Searching Realistic-Looking Adversarial Objects For Autonomous Driving Systems
Shengxiang Sun, Shenzhe Zhu
TL;DR
This work tackles the realism gap in physically realizable adversarial objects for autonomous driving by introducing a Judge that evaluates object realism and guides gradient-based texture optimization within a NeRF-based renderer. The Judge assigns a realism score per timestep $S_t$ and an average $S$, which modulates the adversarial loss via $\min_{\theta} J(\theta) = \frac{1}{S+\varepsilon} \sum_{t=0}^T C(x_t)$ under the constraint $G(x_{t-1}, x_t, \theta) = 0$, thereby balancing attack effectiveness with perceptual realism. The paper analyzes four strategies to realize the Judge—off-the-shelf vision-language models, fine-tuning open-source models, neurosymbolic systems, and traditional image processing—finding fine-tuning and neurosymbolic approaches most promising while noting reliability concerns for the other strategies. Overall, the approach advances realistic adversarial testing for autonomous driving by enabling adversarial objects that are both effective and visually plausible, with implications for robustness assessment and safety.
Abstract
Numerous studies on adversarial attacks targeting self-driving policies fail to incorporate realistic-looking adversarial objects, limiting real-world applicability. Building upon prior research that facilitated the transition of adversarial objects from simulations to practical applications, this paper discusses a modified gradient-based texture optimization method to discover realistic-looking adversarial objects. While retaining the core architecture and techniques of the prior research, the proposed addition involves an entity termed the 'Judge'. This agent assesses the texture of a rendered object, assigning a probability score reflecting its realism. This score is integrated into the loss function to encourage the NeRF object renderer to concurrently learn realistic and adversarial textures.

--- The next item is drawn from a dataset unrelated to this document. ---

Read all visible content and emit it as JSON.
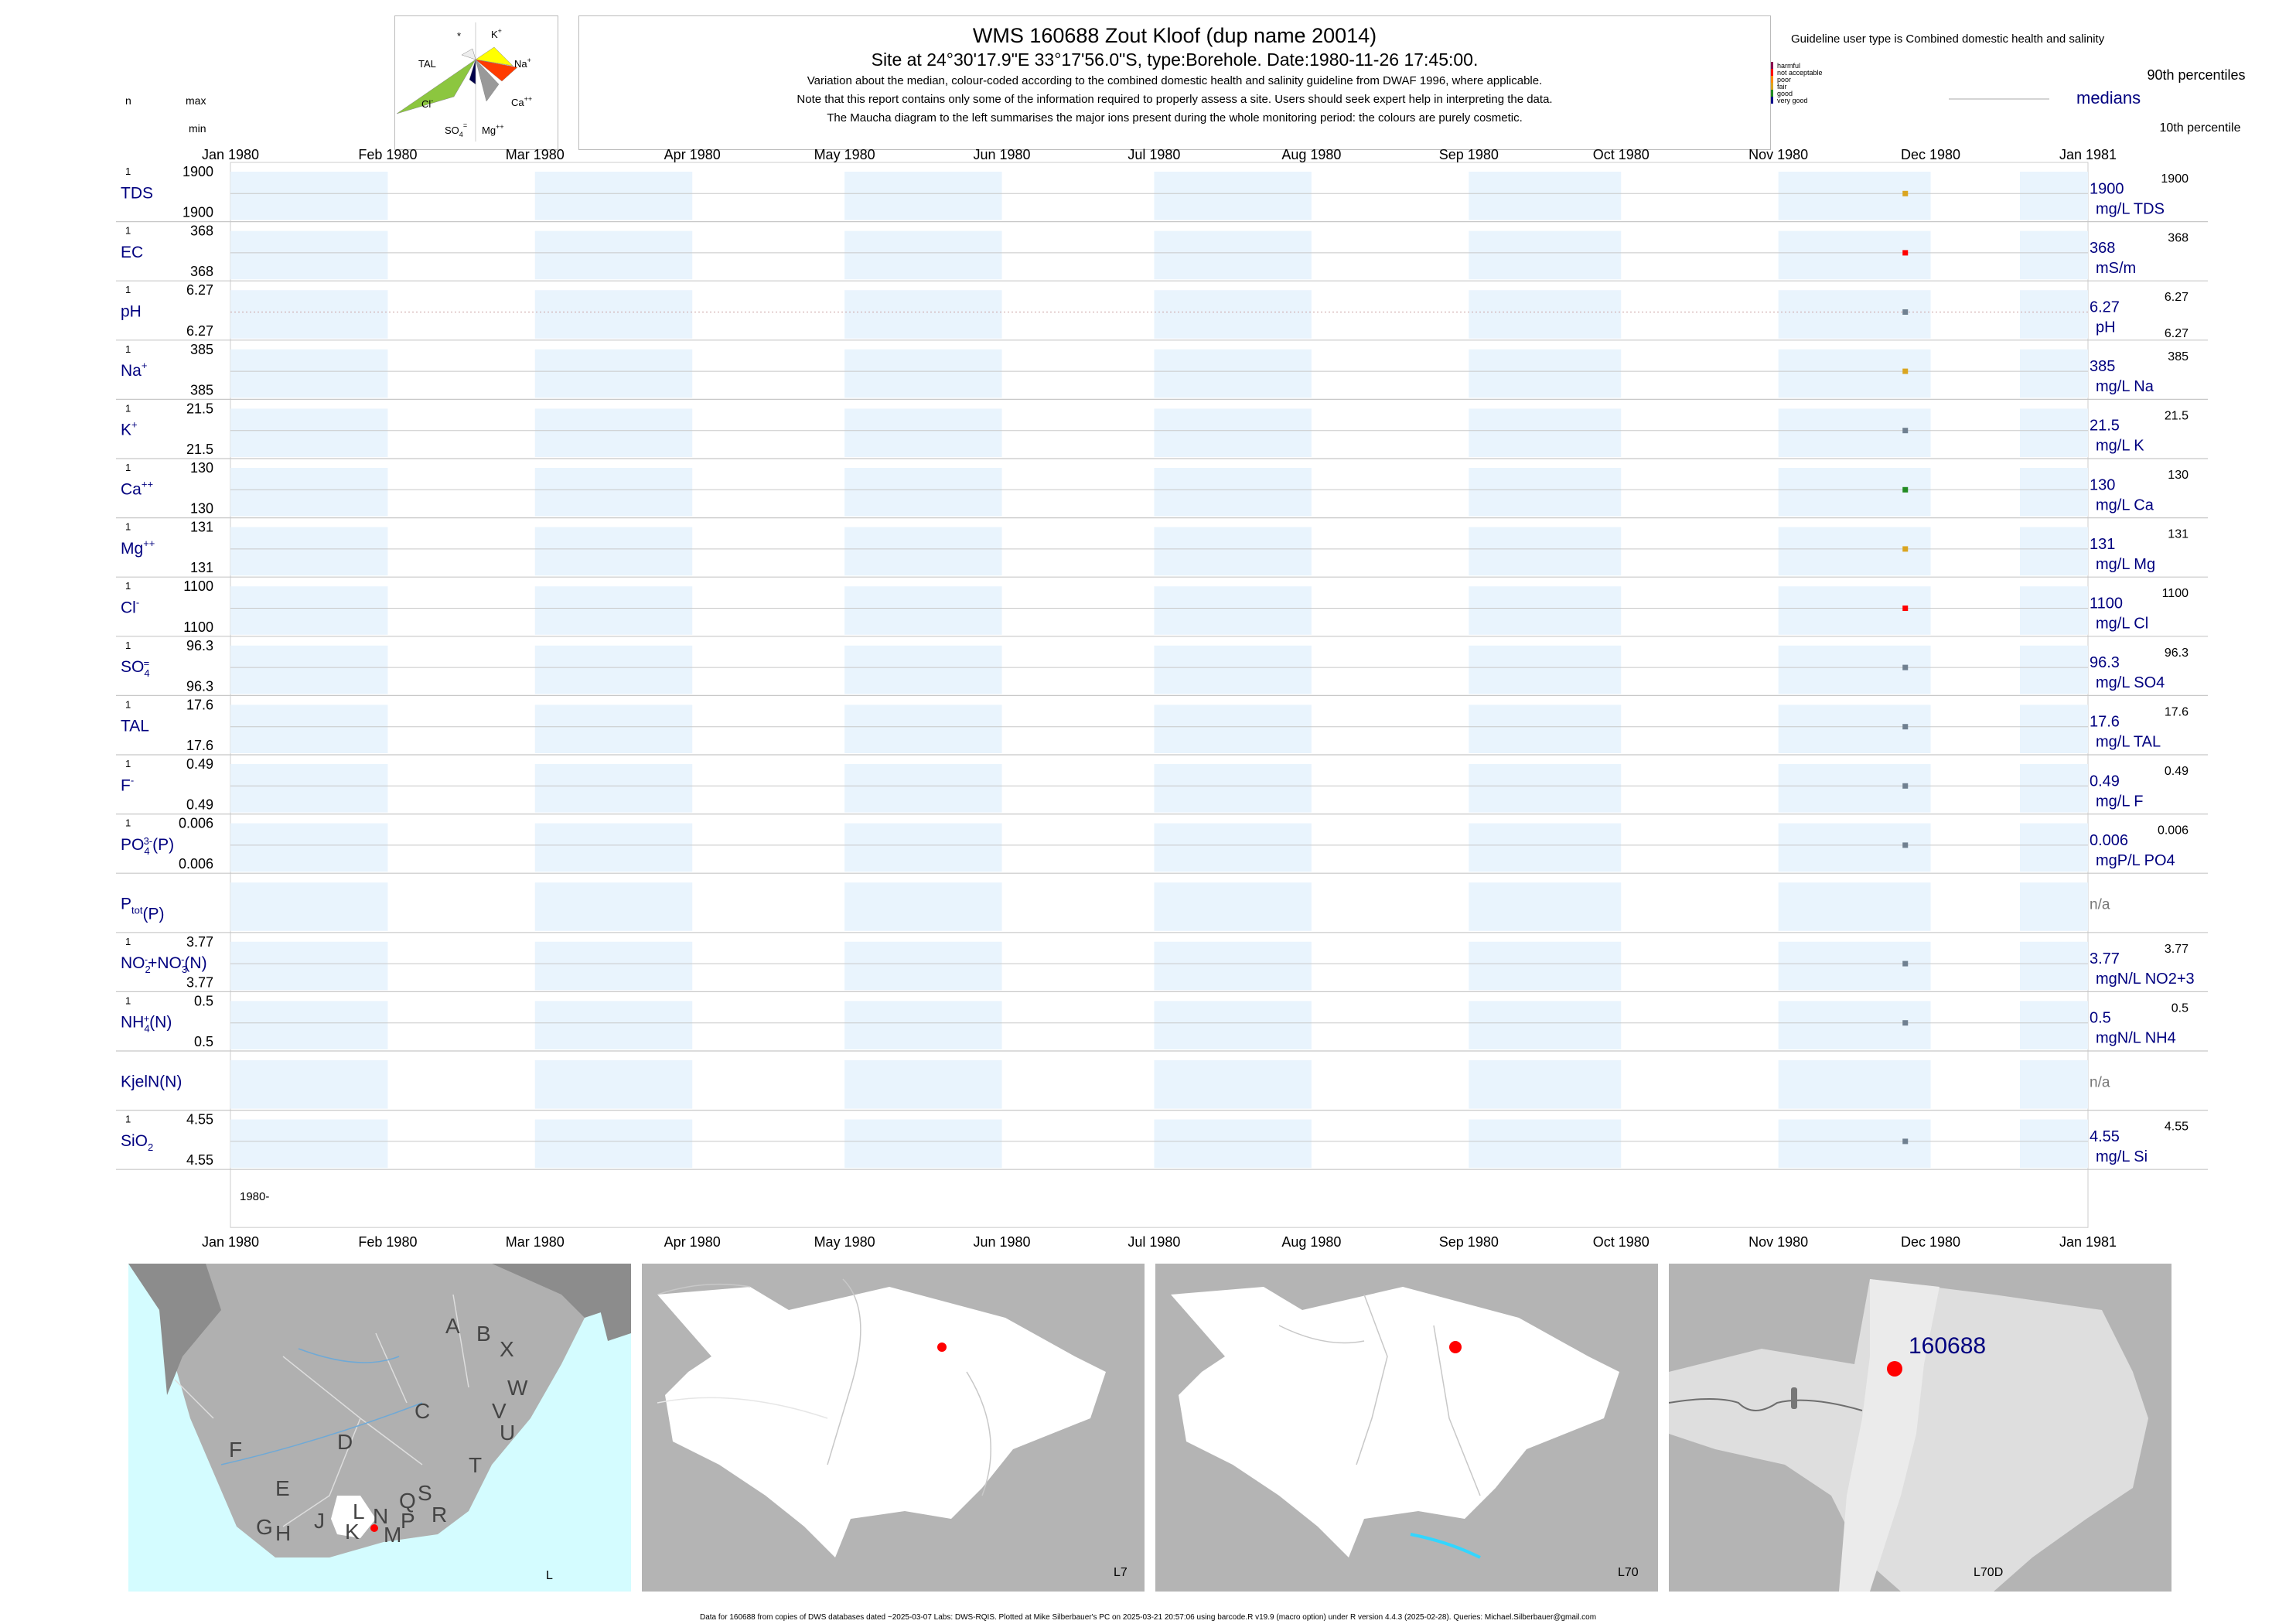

The paper analyzes four strategies for developing a robust 'Judge': 1) Leveraging cutting-edge vision-language models. 2) Fine-tuning open-sourced vision-language models. 3) Pretraining neurosymbolic systems. 4) Utilizing traditional image processing techniques. Our findings indicate that strategies 1) and 4) yield less reliable outcomes, pointing towards strategies 2) or 3) as more promising directions for future research.